Am Tag des Eingriffs versuchte ich mir immer wieder einzureden, dass ein Zahnarztbesuch schlimmer sei.
Kinderlos

Wir wollen keine Kinder

Ich fuhr mit dem Taxi nach Hause, meine Freundin umarmte mich, ich legte mich auf den Balkon und mein Hund sich neben mich. Einige Tage später ließ ich die eingefrorenen Spermien zerstören. Nach knapp einer Woche spürte ­ich kaum noch etwas von der Vasektomie.

Am Wochenende vor meiner Vasektomie war ich auf einer Familienfeier bei meinen Eltern. Kinder rannten herum, meine Cousinen und Cousins waren da, zudem Cousinen meiner Mutter, über zwanzig Personen, und das war nur ein Teil meiner Verwandtschaft. Mit den meisten dieser Menschen habe ich kaum Kontakt, teilweise habe ich sie seit über zehn Jahren nicht gesehen. Meine Cousinen und Cousins hingegen sehe ich regelmäßig. Die meisten von ihnen haben Kinder, ein Zwillingspärchen ist vor Kurzem geboren worden.

Menschen in meiner Familie bekommen Kinder – das ist die Regel, von der es ein paar Ausnahmen gibt. Eine davon bin ich. Ich werde mit einer Wahrscheinlichkeit von 2000 zu 1 kein Kind zeugen. Das habe ich so entschieden. Vielleicht war ich auch vor der Vasektomie nur bedingt zeugungsfähig gewesen, da ich vor fünf Jahren in Chemotherapie gewesen war. Ich habe es nie testen lassen. Aber ich wollte jetzt sichergehen.

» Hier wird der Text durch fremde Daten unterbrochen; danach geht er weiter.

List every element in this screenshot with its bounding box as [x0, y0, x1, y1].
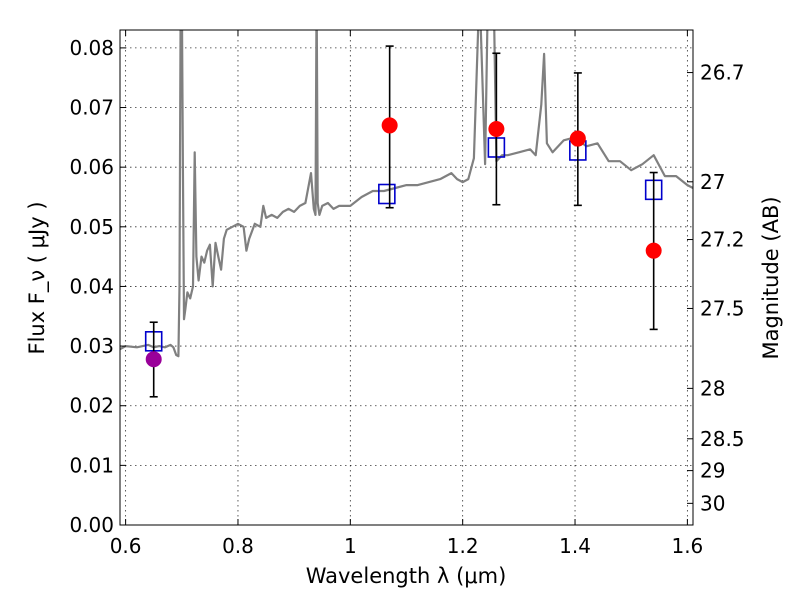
x-tick-label: 1.4: [559, 534, 591, 558]
x-tick-label: 0.8: [222, 534, 254, 558]
photometry-point-red: [569, 130, 586, 147]
y-tick-label: 0.07: [69, 96, 114, 120]
photometry-point-red: [488, 121, 505, 137]
photometry-point-red: [381, 117, 398, 134]
model-square-marker: [378, 183, 396, 205]
x-axis-label: Wavelength λ (μm): [306, 564, 507, 588]
x-tick-label: 0.6: [110, 534, 142, 558]
y-tick-label: 0.03: [69, 334, 114, 358]
y-tick-label: 0.01: [69, 453, 114, 477]
right-tick-label: 26.7: [700, 61, 745, 85]
error-bar-layer: [144, 45, 663, 398]
plot-frame: [119, 29, 694, 526]
right-axis-label: Magnitude (AB): [759, 196, 783, 359]
right-tick-label: 29: [700, 459, 725, 483]
y-axis-label: Flux F_ν ( μJy ): [25, 201, 50, 354]
grid-lines: [120, 30, 693, 526]
y-tick-label: 0.02: [69, 394, 114, 418]
right-tick-label: 27.2: [700, 228, 745, 252]
right-tick-label: 27.5: [700, 296, 745, 320]
right-tick-label: 28.5: [700, 427, 745, 451]
right-tick-label: 30: [700, 491, 725, 515]
data-layer: [120, 30, 693, 358]
x-tick-label: 1: [344, 534, 357, 558]
right-tick-label: 27: [700, 170, 725, 194]
y-tick-label: 0.06: [69, 155, 114, 179]
tick-labels: 0.6 0.8 1 1.2 1.4 1.6 0.00 0.01 0.02 0.03 0.04 0.05…: [69, 36, 744, 558]
right-tick-label: 28: [700, 376, 725, 400]
spectrum-line: [120, 30, 693, 358]
plot-background: [120, 30, 693, 525]
x-tick-label: 1.2: [447, 534, 479, 558]
photometry-point-red: [645, 242, 662, 259]
y-tick-label: 0.08: [69, 36, 114, 60]
y-tick-label: 0.00: [69, 513, 114, 537]
photometry-point-purple: [145, 351, 162, 368]
tick-marks: [120, 30, 693, 526]
y-tick-label: 0.04: [69, 274, 114, 298]
x-tick-label: 1.6: [671, 534, 703, 558]
y-tick-label: 0.05: [69, 215, 114, 239]
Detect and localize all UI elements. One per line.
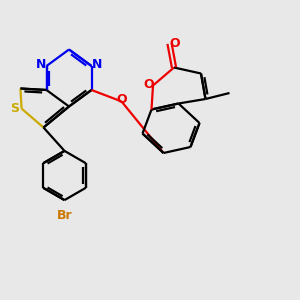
Text: N: N — [92, 58, 102, 71]
Text: O: O — [169, 37, 180, 50]
Text: O: O — [143, 77, 154, 91]
Text: N: N — [36, 58, 46, 71]
Text: S: S — [11, 102, 20, 115]
Text: O: O — [117, 93, 128, 106]
Text: Br: Br — [57, 209, 72, 222]
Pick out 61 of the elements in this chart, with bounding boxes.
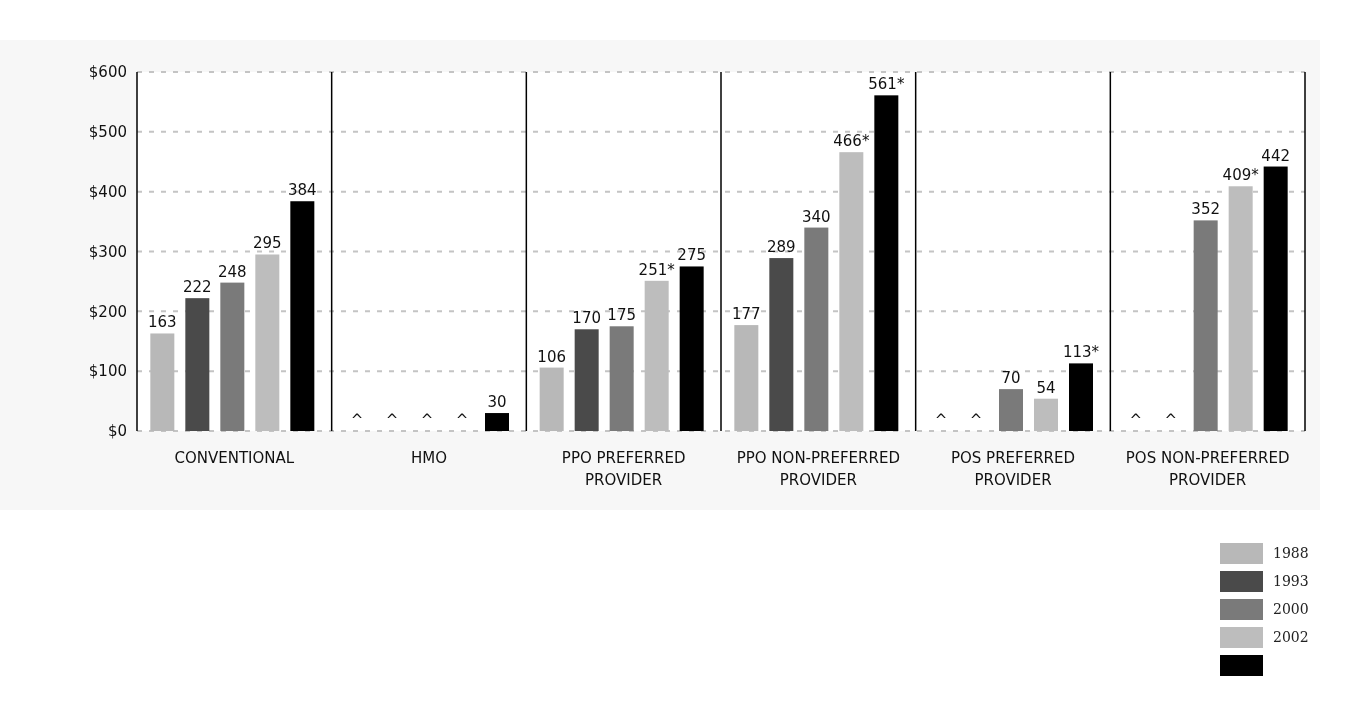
text: ^ [350, 411, 364, 429]
bar [874, 95, 899, 431]
data-label: 248 [218, 262, 247, 281]
data-label: 163 [148, 313, 177, 332]
x-tick-label: HMO [410, 449, 448, 467]
text: ^ [1129, 411, 1142, 429]
x-tick-label: PPO PREFERRED PROVIDER [561, 449, 686, 489]
data-label: 340 [802, 207, 831, 226]
bar [574, 329, 599, 431]
y-tick-label: $100 [88, 362, 127, 381]
x-tick-label: CONVENTIONAL [174, 449, 295, 467]
bar [185, 298, 210, 431]
x-tick-label: PPO NON-PREFERRED PROVIDER [736, 449, 900, 489]
y-tick-label: $500 [88, 123, 127, 142]
bar [679, 266, 704, 431]
data-label: 289 [767, 238, 796, 257]
data-label: 222 [183, 278, 212, 297]
data-label: 275 [677, 246, 706, 265]
y-tick-label: $0 [107, 422, 127, 441]
text: ^ [969, 411, 983, 429]
legend-label: 1988 [1273, 545, 1309, 561]
data-label: 170 [572, 309, 601, 328]
bar [804, 227, 829, 431]
text: ^ [934, 411, 948, 429]
data-label: 409* [1222, 166, 1260, 185]
bar [609, 326, 634, 431]
y-tick-label: $400 [88, 182, 127, 201]
data-label: 295 [253, 234, 282, 253]
bar [220, 282, 245, 431]
x-tick-label: POS PREFERRED PROVIDER [950, 449, 1076, 489]
data-label: 177 [732, 305, 761, 324]
bar [485, 413, 509, 431]
data-label: 106 [537, 347, 566, 366]
y-tick-label: $200 [88, 302, 127, 321]
data-label: 113* [1062, 343, 1100, 362]
text: ^ [385, 411, 399, 429]
bar [1263, 166, 1288, 431]
legend-label: 1993 [1273, 573, 1309, 589]
data-label: 442 [1261, 146, 1290, 165]
text: ^ [1164, 411, 1177, 429]
data-label: 561* [868, 75, 905, 94]
bar [769, 258, 794, 431]
data-label: 70 [1001, 369, 1021, 388]
x-tick-label: POS NON-PREFERRED PROVIDER [1125, 449, 1290, 489]
data-label: 466* [833, 132, 870, 151]
text: ^ [420, 411, 434, 429]
legend-label: 2002 [1273, 629, 1309, 645]
data-label: 30 [487, 393, 507, 412]
legend-label: 2000 [1273, 601, 1309, 617]
text: ^ [455, 411, 469, 429]
bar [999, 389, 1023, 431]
data-label: 384 [288, 181, 317, 200]
y-tick-label: $600 [88, 63, 127, 82]
bar [290, 201, 315, 431]
data-label: 175 [607, 306, 636, 325]
bar [1069, 363, 1093, 431]
data-label: 352 [1191, 200, 1220, 219]
bar [1193, 220, 1218, 431]
data-label: 54 [1036, 378, 1056, 397]
data-label: 251* [638, 260, 676, 279]
y-tick-label: $300 [88, 242, 127, 261]
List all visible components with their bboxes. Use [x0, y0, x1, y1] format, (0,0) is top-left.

„Mal sehen, wie das Leben läuft“

So sicher war ich früher nie. Was die Frage nach Kindern angeht, folgte ich als heterosexueller cis Mann dem Prinzip „Mal sehen, wie das Leben läuft“. Wenn ich einmal eine Beziehung hätte, in der es sich für beide richtig anfühlt, ein Kind zu bekommen – warum nicht? Wenn das nie passieren würde – auch in Ordnung. Als cis Mann war ich in der privilegierten Situation, dass mich in meiner Erinnerung nie jemand mit suggestivem Ton gefragt hatte, ob ich einmal Kinder haben möchte. Kinder zu bekommen bedeutet für gebärfähige Personen eine körperliche Veränderung und ein Risiko. Sie werden auch häufiger gefragt, ob sie Kinder haben wollen oder nicht, bei cis Männern nimmt man meist an, dass sie im Zweifelsfall mitmachen würden. Auch wusste ich, dass ich theoretisch noch eine ganze Weile Kinder zeugen könnte. Erst als ich vor sechs Jahren die Krebsdiagnose bekam und eine Chemo­therapie nötig war, wurde die Frage nach möglichen Kindern konkret. Ich entschied mich, Spermien einfrieren zu lassen, weil ich mich in dieser Situation nicht zusätzlich mit der Frage auseinandersetzen wollte, ob ich eine mögliche Zeugungsunfähigkeit in Kauf nehmen würde.